Erard de la Marck fut élu évêque de Liège en 1505

15 février 1538

« Marck (Evrard de la ), nommé par quelques auteurs le cardinal de Bouillon, était d’une maison illustre et fertile en grands hommes. Elu évêque de Liège en 1505, son premier soin fut de méditer sur les importantes obligations de son nouvel état. Il se prépara à recevoir la prêtrise et à être sacre évêque, par une retraite de six semaines dans la Chartreuse de Liège. Monté sur le siège episcopal, il s’appliqua à réparer les maux que les guerres avaient faits dans la province qu’on venait de lui confier , et à la mettre en état d’une bonne défense, en fortifiant les villes et plusieurs châteaux.

Il empêcha par des lois sévères que ses sujets ne prissent parti dans les guerres qui désolaient les pays voisins, fit fleurir la religion, et signala surtout son zèle à prémunir son diocèse contre les nouvelles erreurs qui commencèrent de son temps à infecter les nations voisines. Malgré sa vigilance extrême, l’hérésie s’étant glissée dans ses états, il ne se donna point de repos qu’il ne l’eût extirpée ; il employa à cet effet des gens zélés et éclairés ; ceux qui refusèrent de se rendre à leurs instructions furent bannis, et les plus obstinés à répandre l’erreur furent punis du dernier supplice.

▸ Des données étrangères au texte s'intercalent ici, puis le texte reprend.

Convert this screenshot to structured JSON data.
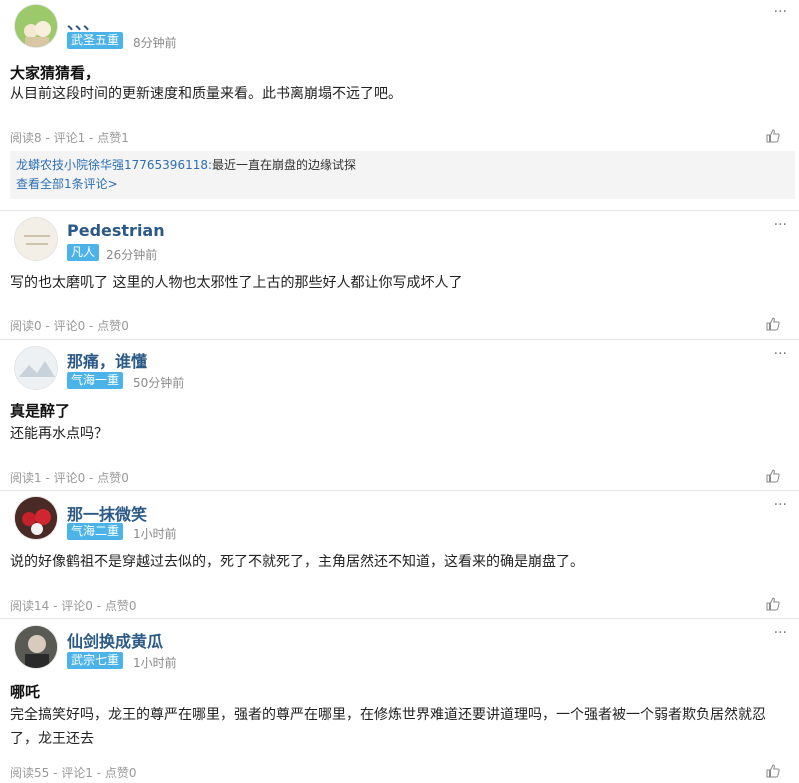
{
  "posts": [
    {
      "username": "、、、",
      "badge": "武圣五重",
      "time": "8分钟前",
      "title": "大家猜猜看，",
      "body": "从目前这段时间的更新速度和质量来看。此书离崩塌不远了吧。",
      "stats": "阅读8 - 评论1 - 点赞1",
      "reply": {
        "name": "龙蟒农技小院徐华强17765396118:",
        "text": "最近一直在崩盘的边缘试探",
        "view_all": "查看全部1条评论>"
      }
    },
    {
      "username": "Pedestrian",
      "badge": "凡人",
      "time": "26分钟前",
      "title": "",
      "body": "写的也太磨叽了  这里的人物也太邪性了上古的那些好人都让你写成坏人了",
      "stats": "阅读0 - 评论0 - 点赞0"
    },
    {
      "username": "那痛，谁懂",
      "badge": "气海一重",
      "time": "50分钟前",
      "title": "真是醉了",
      "body": "还能再水点吗？",
      "stats": "阅读1 - 评论0 - 点赞0"
    },
    {
      "username": "那一抹微笑",
      "badge": "气海二重",
      "time": "1小时前",
      "title": "",
      "body": "说的好像鹤祖不是穿越过去似的，死了不就死了，主角居然还不知道，这看来的确是崩盘了。",
      "stats": "阅读14 - 评论0 - 点赞0"
    },
    {
      "username": "仙剑换成黄瓜",
      "badge": "武宗七重",
      "time": "1小时前",
      "title": "哪吒",
      "body": "完全搞笑好吗，龙王的尊严在哪里，强者的尊严在哪里，在修炼世界难道还要讲道理吗，一个强者被一个弱者欺负居然就忍了，龙王还去",
      "stats": "阅读55 - 评论1 - 点赞0"
    }
  ],
  "icons": {
    "more": "more-dots-icon",
    "like": "thumb-up-icon"
  },
  "colors": {
    "username": "#2c5a86",
    "badge": "#4cb3e8",
    "reply_link": "#2c6fb5"
  }
}
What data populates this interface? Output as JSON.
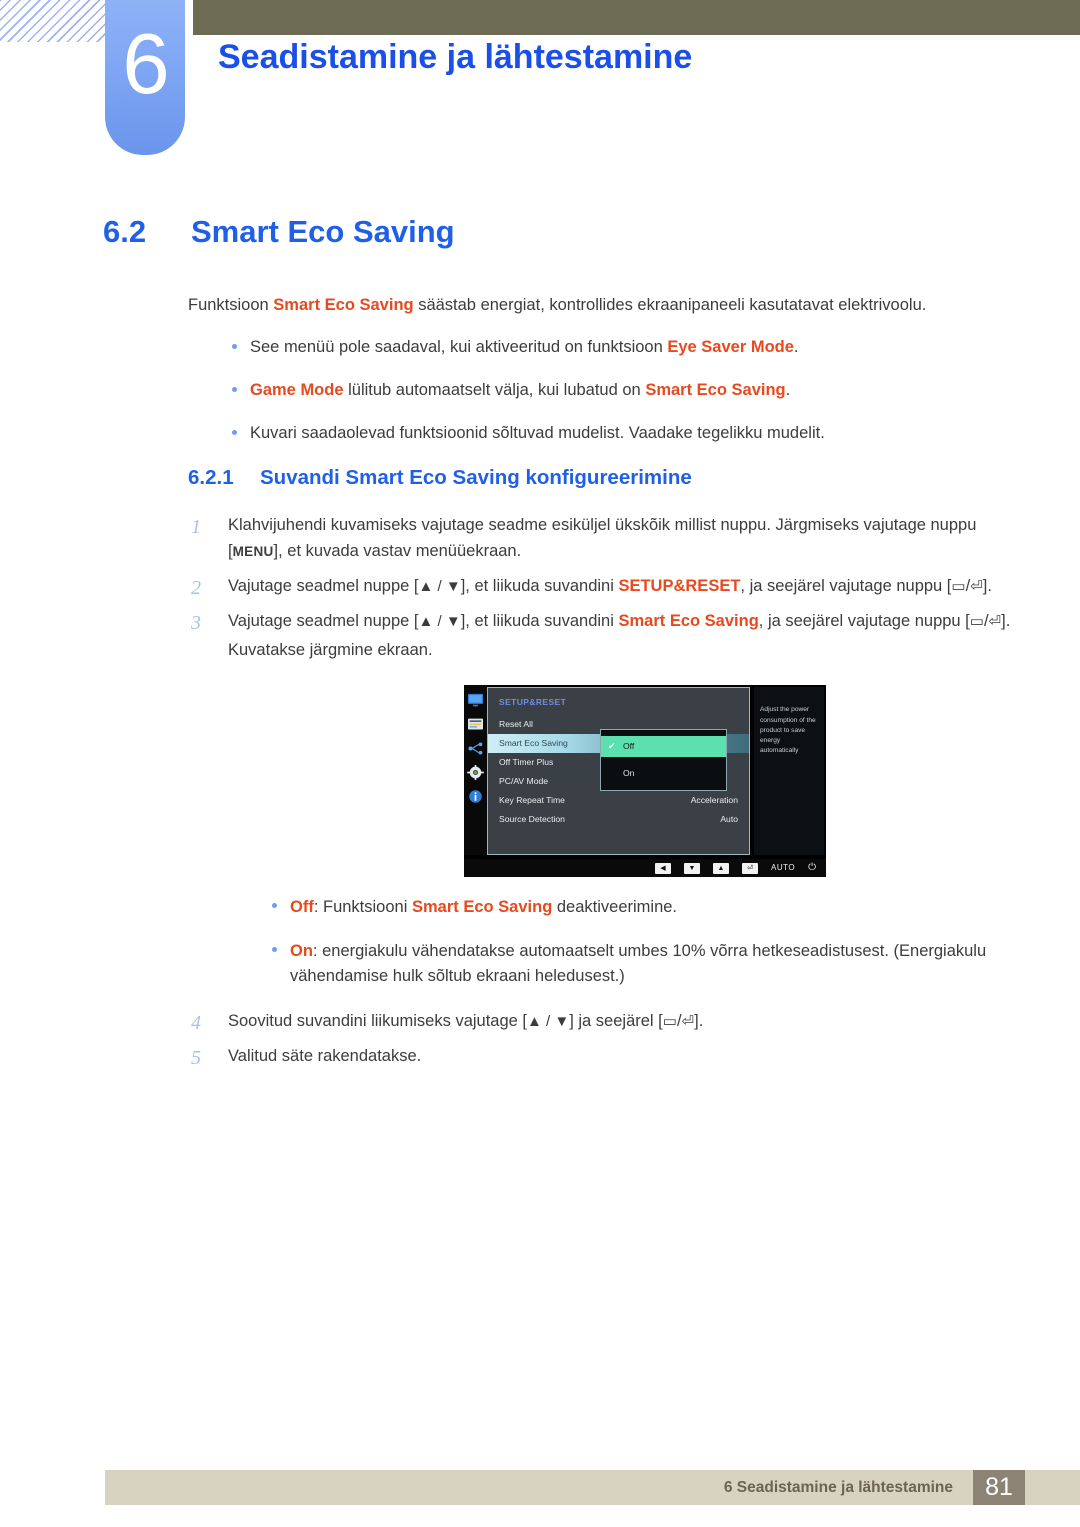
{
  "header": {
    "chapter_number": "6",
    "chapter_title": "Seadistamine ja lähtestamine",
    "bar_color": "#6e6b55",
    "tab_color": "#7ea6f4"
  },
  "section": {
    "number": "6.2",
    "title": "Smart Eco Saving",
    "color": "#2060e8"
  },
  "intro": {
    "before": "Funktsioon ",
    "highlight": "Smart Eco Saving",
    "after": " säästab energiat, kontrollides ekraanipaneeli kasutatavat elektrivoolu."
  },
  "notes": [
    {
      "before": "See menüü pole saadaval, kui aktiveeritud on funktsioon ",
      "highlight": "Eye Saver Mode",
      "after": "."
    },
    {
      "before": "",
      "highlight": "Game Mode",
      "mid": " lülitub automaatselt välja, kui lubatud on ",
      "highlight2": "Smart Eco Saving",
      "after": "."
    },
    {
      "plain": "Kuvari saadaolevad funktsioonid sõltuvad mudelist. Vaadake tegelikku mudelit."
    }
  ],
  "subsection": {
    "number": "6.2.1",
    "title": "Suvandi Smart Eco Saving konfigureerimine"
  },
  "steps": [
    {
      "num": "1",
      "p1": "Klahvijuhendi kuvamiseks vajutage seadme esiküljel ükskõik millist nuppu. Järgmiseks vajutage nuppu [",
      "key": "MENU",
      "p2": "], et kuvada vastav menüüekraan."
    },
    {
      "num": "2",
      "p1": "Vajutage seadmel nuppe [",
      "arrows": "▲ / ▼",
      "p2": "], et liikuda suvandini ",
      "highlight": "SETUP&RESET",
      "p3": ", ja seejärel vajutage nuppu [",
      "glyph1": "▭",
      "sep": "/",
      "glyph2": "⏎",
      "p4": "]."
    },
    {
      "num": "3",
      "p1": "Vajutage seadmel nuppe [",
      "arrows": "▲ / ▼",
      "p2": "], et liikuda suvandini ",
      "highlight": "Smart Eco Saving",
      "p3": ", ja seejärel vajutage nuppu [",
      "glyph1": "▭",
      "sep": "/",
      "glyph2": "⏎",
      "p4": "].",
      "note": "Kuvatakse järgmine ekraan."
    },
    {
      "num": "4",
      "p1": "Soovitud suvandini liikumiseks vajutage [",
      "arrows": "▲ / ▼",
      "p2": "] ja seejärel [",
      "glyph1": "▭",
      "sep": "/",
      "glyph2": "⏎",
      "p4": "]."
    },
    {
      "num": "5",
      "p1": "Valitud säte rakendatakse."
    }
  ],
  "osd": {
    "category": "SETUP&RESET",
    "help_text": "Adjust the power consumption of the product to save energy automatically",
    "rows": [
      {
        "label": "Reset All",
        "value": "",
        "selected": false
      },
      {
        "label": "Smart Eco Saving",
        "value": "",
        "selected": true
      },
      {
        "label": "Off Timer Plus",
        "value": "",
        "selected": false
      },
      {
        "label": "PC/AV Mode",
        "value": "",
        "selected": false
      },
      {
        "label": "Key Repeat Time",
        "value": "Acceleration",
        "selected": false
      },
      {
        "label": "Source Detection",
        "value": "Auto",
        "selected": false
      }
    ],
    "submenu": [
      {
        "label": "Off",
        "checked": true
      },
      {
        "label": "On",
        "checked": false
      }
    ],
    "check_glyph": "✔",
    "sidebar_icons": [
      "monitor-icon",
      "list-icon",
      "node-icon",
      "gear-icon",
      "info-icon"
    ],
    "bottom_buttons": [
      "◀",
      "▼",
      "▲",
      "⏎"
    ],
    "auto_label": "AUTO",
    "power_glyph": "⏻",
    "highlight_color": "#5de0b0"
  },
  "option_notes": [
    {
      "highlight": "Off",
      "mid": ": Funktsiooni ",
      "highlight2": "Smart Eco Saving",
      "after": " deaktiveerimine."
    },
    {
      "highlight": "On",
      "mid": ": energiakulu vähendatakse automaatselt umbes 10% võrra hetkeseadistusest. (Energiakulu vähendamise hulk sõltub ekraani heledusest.)"
    }
  ],
  "footer": {
    "text": "6 Seadistamine ja lähtestamine",
    "page": "81",
    "bar_color": "#d8d3c0",
    "page_box_color": "#8d8374"
  }
}
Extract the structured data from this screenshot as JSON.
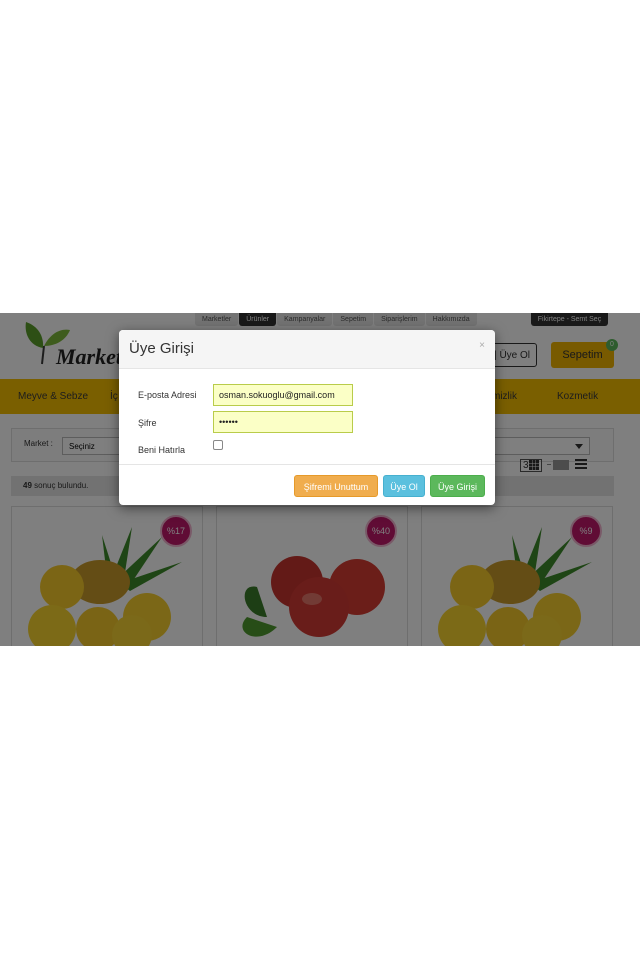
{
  "topnav": {
    "tabs": [
      {
        "label": "Marketler"
      },
      {
        "label": "Ürünler"
      },
      {
        "label": "Kampanyalar"
      },
      {
        "label": "Sepetim"
      },
      {
        "label": "Siparişlerim"
      },
      {
        "label": "Hakkımızda"
      }
    ],
    "location": "Fikirtepe - Semt Seç"
  },
  "header": {
    "logo_text": "Market",
    "auth_label": "| Üye Ol",
    "cart_label": "Sepetim",
    "cart_count": "0"
  },
  "categories": [
    {
      "label": "Meyve & Sebze"
    },
    {
      "label": "İç"
    },
    {
      "label": "mizlik"
    },
    {
      "label": "Kozmetik"
    }
  ],
  "filter": {
    "market_label": "Market :",
    "market_value": "Seçiniz",
    "view_columns": "3"
  },
  "results": {
    "count": "49",
    "text": " sonuç bulundu."
  },
  "products": [
    {
      "discount": "%17",
      "image": "pineapple"
    },
    {
      "discount": "%40",
      "image": "apples"
    },
    {
      "discount": "%9",
      "image": "pineapple"
    }
  ],
  "modal": {
    "title": "Üye Girişi",
    "close": "×",
    "email_label": "E-posta Adresi",
    "email_value": "osman.sokuoglu@gmail.com",
    "password_label": "Şifre",
    "password_value": "••••••",
    "remember_label": "Beni Hatırla",
    "forgot_button": "Şifremi Unuttum",
    "register_button": "Üye Ol",
    "login_button": "Üye Girişi"
  },
  "colors": {
    "accent_yellow": "#f4be00",
    "discount_badge": "#c0196a",
    "btn_warning": "#f0ad4e",
    "btn_info": "#5bc0de",
    "btn_success": "#5cb85c",
    "autofill_input": "#fbffc6"
  }
}
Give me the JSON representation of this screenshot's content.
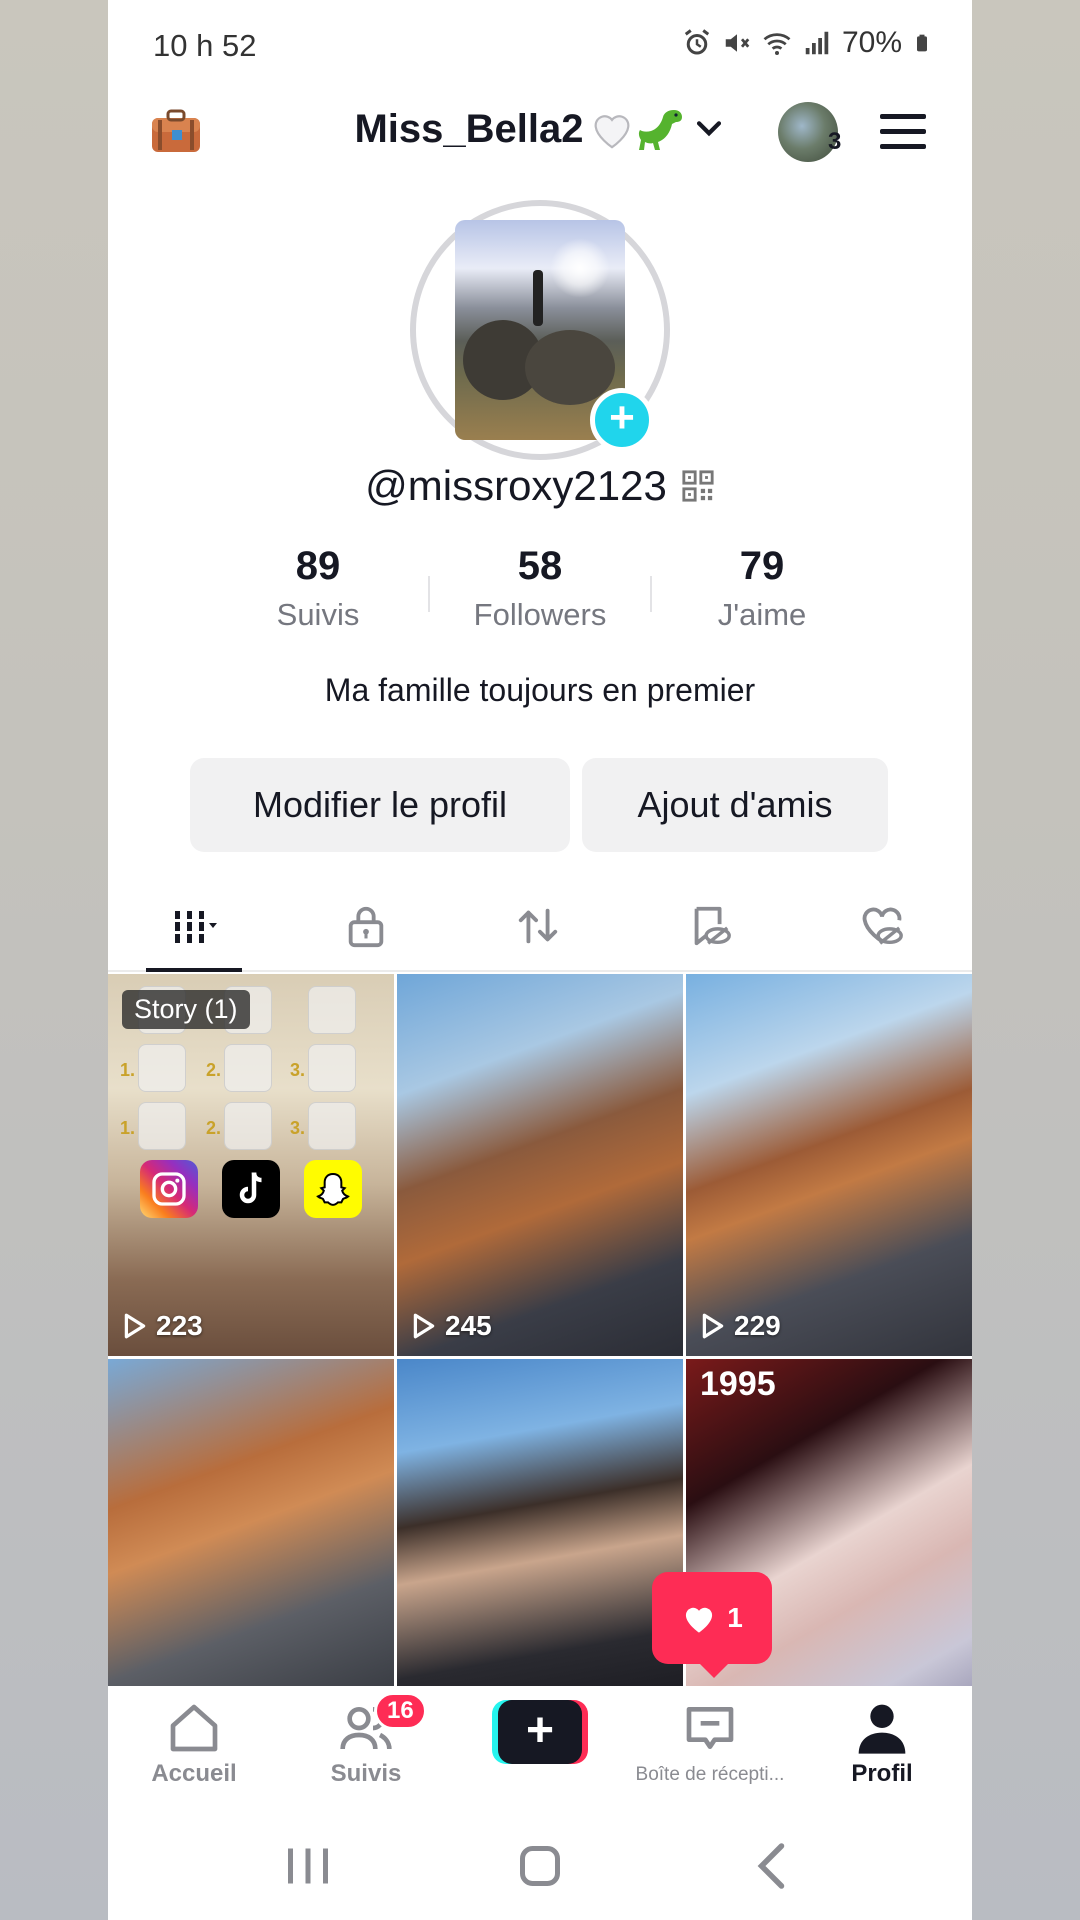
{
  "status_bar": {
    "time": "10 h 52",
    "battery": "70%"
  },
  "header": {
    "account_name": "Miss_Bella2",
    "emoji": "🤍🦕",
    "avatar_count": "3"
  },
  "profile": {
    "username": "@missroxy2123",
    "stats": [
      {
        "value": "89",
        "label": "Suivis"
      },
      {
        "value": "58",
        "label": "Followers"
      },
      {
        "value": "79",
        "label": "J'aime"
      }
    ],
    "bio": "Ma famille toujours en premier",
    "edit_button": "Modifier le profil",
    "add_friends_button": "Ajout d'amis"
  },
  "tabs": [
    "videos-grid",
    "private-lock",
    "reposts",
    "favorites-hidden",
    "liked-hidden"
  ],
  "videos": [
    {
      "badge": "Story (1)",
      "views": "223"
    },
    {
      "views": "245"
    },
    {
      "views": "229"
    },
    {},
    {},
    {
      "overlay_text": "1995"
    }
  ],
  "likes_popup": {
    "count": "1"
  },
  "bottom_nav": {
    "home": "Accueil",
    "following": "Suivis",
    "following_badge": "16",
    "inbox": "Boîte de récepti...",
    "profile": "Profil"
  },
  "colors": {
    "accent": "#fe2c55",
    "cyan": "#20d5ec",
    "text": "#161823",
    "muted": "#75777f"
  }
}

Attaché d’abord aux intérêts de la France, Evrard les abandonna, croyant, pour le bien de son état et pour celui de l’Allemagne, devoir s’attacher à Charles d’Autriche, roi d’Espagne, qui lui donna l’archevêché de Valence, et lui obtint le chapeau de cardinal du pape Léon X, l’an 1521. Le cardinal Polus, envoyé en Angleterre par Paul III, pour y travailler à faire rentrer ce royaume dans le sein de l’Eglise, ayant appris que Henri VIII avait mis sa tête à prix, trouva un asile sur auprès d’Evrard, qui le reçut avec les marques d’honneur et de distinction dues à son mérite et à sa dignité. Le pape l’en récompensa en le créant légat a latere. Il mourut le 15 février 1538. On voit dans la capitale, et dans tout le pays de Liège, un grand nombre de monumens de sa munificence. On admire surtout à Liège le vaste palais des évêques, et dans la cathédrale son tombeau de bronze doré, fait de son vivant, et qui est d’une belle exécution. Il enrichit d’un grand nombre de pièces rares et précieuses le trésor de son église, et fonda une procession mémorable, nommée la Translation de saint Lambert. »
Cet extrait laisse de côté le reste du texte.